We’re all living inside a giant media asset management system. It’s called the universe, and some remote parts of it run intelligent software called “Humans”. We somehow manage to keep track of a seemingly infinite mountain of assets.
But we’re not very good at it. We forget things, and we definitely can’t keep track of every single blade of grass that drifts into our field of view. We’re imperfect. We lose stuff.
In the past, when our daily media workflow revolved around film reels and videotape, it wasn’t so bad. With film, you can see the content – you only had to look at it. And with videotape, at least you could stick a label on it before stacking it on a shelf.
Digital video is now a done deal. Tape is only used for archive and restoring vintage material. Today, production is done with files, and the problem with files is that they all look the same. In fact, they don’t look like anything at all. You can’t really “see” them: all you can see is the name of the file on a computer screen, and if your files have names like “ 000000” to “8738752”, with no additional data about the clip, then it is completely impossible to work with them unless you go through them one by one.
And even if the files have good, consistent names, what about multiple versions, each with slightly different content? What about different formats, aspect ratios, colour grades? The list is almost endless. Working without good asset management is a nightmare and a liability.
There’s a long list of software available to help.
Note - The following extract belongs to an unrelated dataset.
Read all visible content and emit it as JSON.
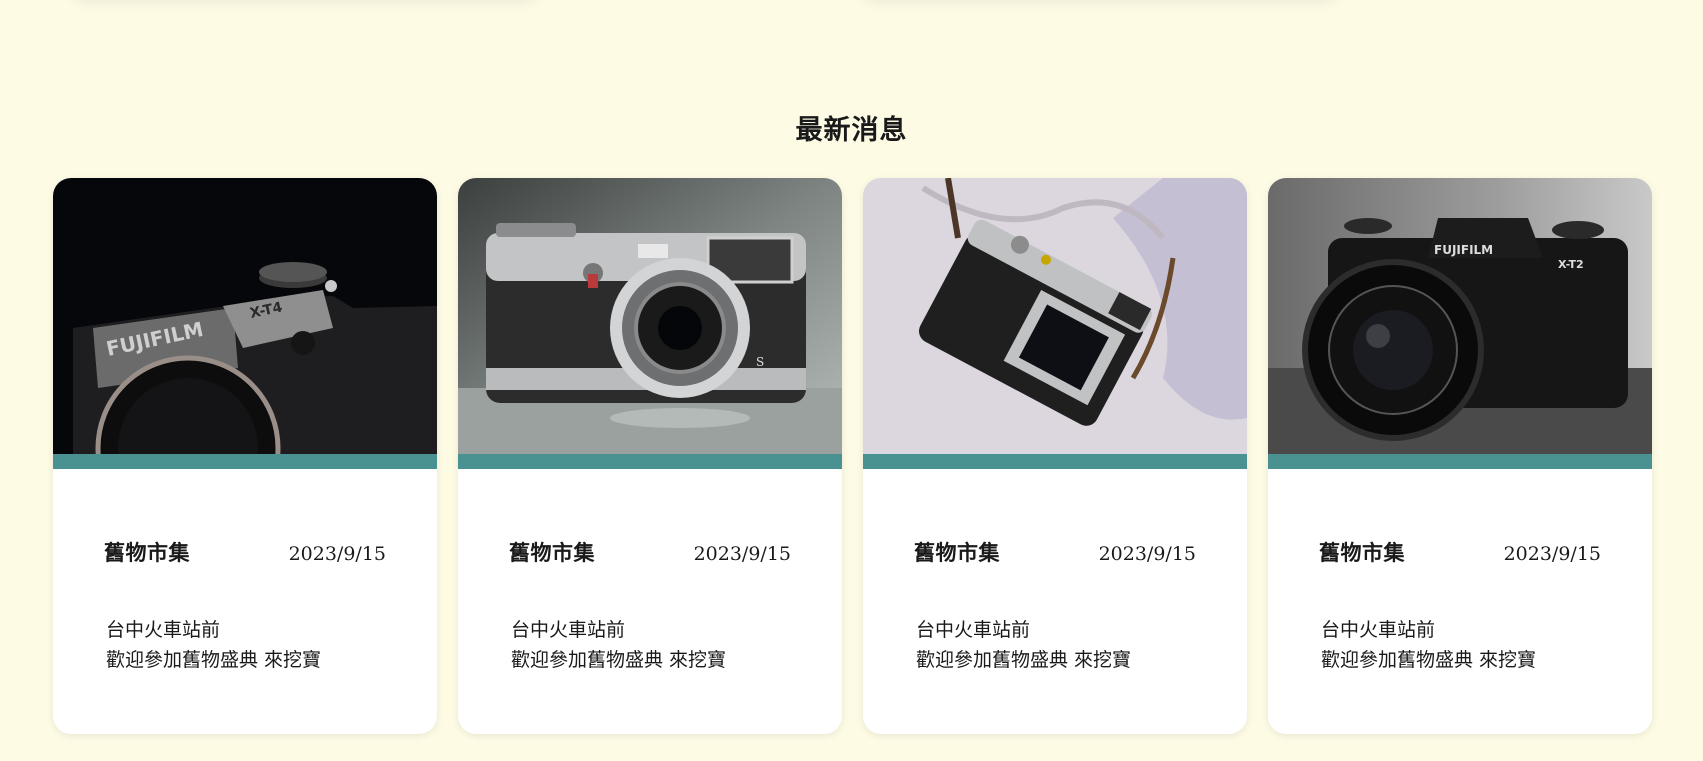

Not all of it does the same thing. It’s useful to break it down into three main categories.
- Media Asset Management (MAM) – traditionally focused on managing the lifecycle of finished media assets
- Digital Asset Management (DAM) – more of an emphasis on image and document assets so tends to be used more by general media agencies than post production facilities
- Production Asset Management (PAM) – this is for content creation and packaging: post production, in other words.
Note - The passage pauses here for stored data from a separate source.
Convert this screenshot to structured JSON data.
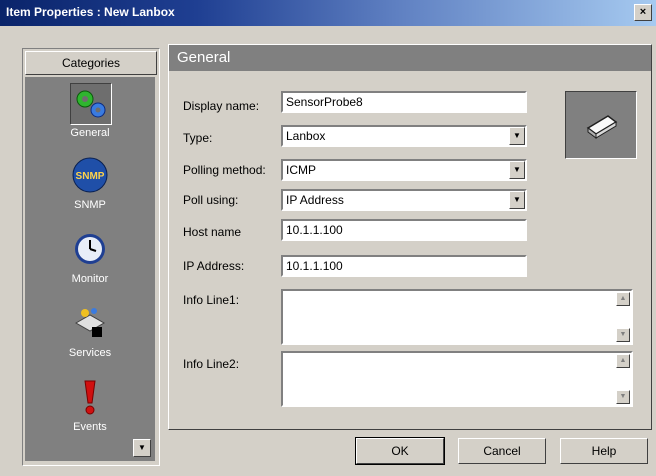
{
  "window": {
    "title": "Item Properties : New Lanbox",
    "close_label": "×"
  },
  "sidebar": {
    "header": "Categories",
    "items": [
      {
        "label": "General",
        "icon": "gears-icon",
        "selected": true
      },
      {
        "label": "SNMP",
        "icon": "snmp-icon",
        "badge": "SNMP"
      },
      {
        "label": "Monitor",
        "icon": "clock-icon"
      },
      {
        "label": "Services",
        "icon": "services-icon"
      },
      {
        "label": "Events",
        "icon": "exclamation-icon"
      }
    ]
  },
  "panel": {
    "title": "General",
    "fields": {
      "display_name": {
        "label": "Display name:",
        "value": "SensorProbe8"
      },
      "type": {
        "label": "Type:",
        "value": "Lanbox"
      },
      "polling_method": {
        "label": "Polling method:",
        "value": "ICMP"
      },
      "poll_using": {
        "label": "Poll using:",
        "value": "IP Address"
      },
      "host_name": {
        "label": "Host name",
        "value": "10.1.1.100"
      },
      "ip_address": {
        "label": "IP Address:",
        "value": "10.1.1.100"
      },
      "info_line1": {
        "label": "Info Line1:",
        "value": ""
      },
      "info_line2": {
        "label": "Info Line2:",
        "value": ""
      }
    }
  },
  "buttons": {
    "ok": "OK",
    "cancel": "Cancel",
    "help": "Help"
  },
  "colors": {
    "title_start": "#0a246a",
    "title_end": "#a6caf0",
    "face": "#d4d0c8",
    "shadow": "#808080"
  }
}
What are the prime reasons for adopting PAM in post production?
The biggest of all of these is organisation. From ingest to delivery, it’s essential to manage assets securely on behalf of your clients during the creative process. Every single asset is there for a reason, and it has a value. Organised assets are worth indescribably more than disorganised ones.
Automate repetitive or complex tasks. With the right software, you’ll be able to set up automated workflows and routines to do the most complicated jobs: jobs that cause projects to overrun, and which tie up valuable (expensive!) employees. Transcoding, QC workflows and content delivery can all be automated.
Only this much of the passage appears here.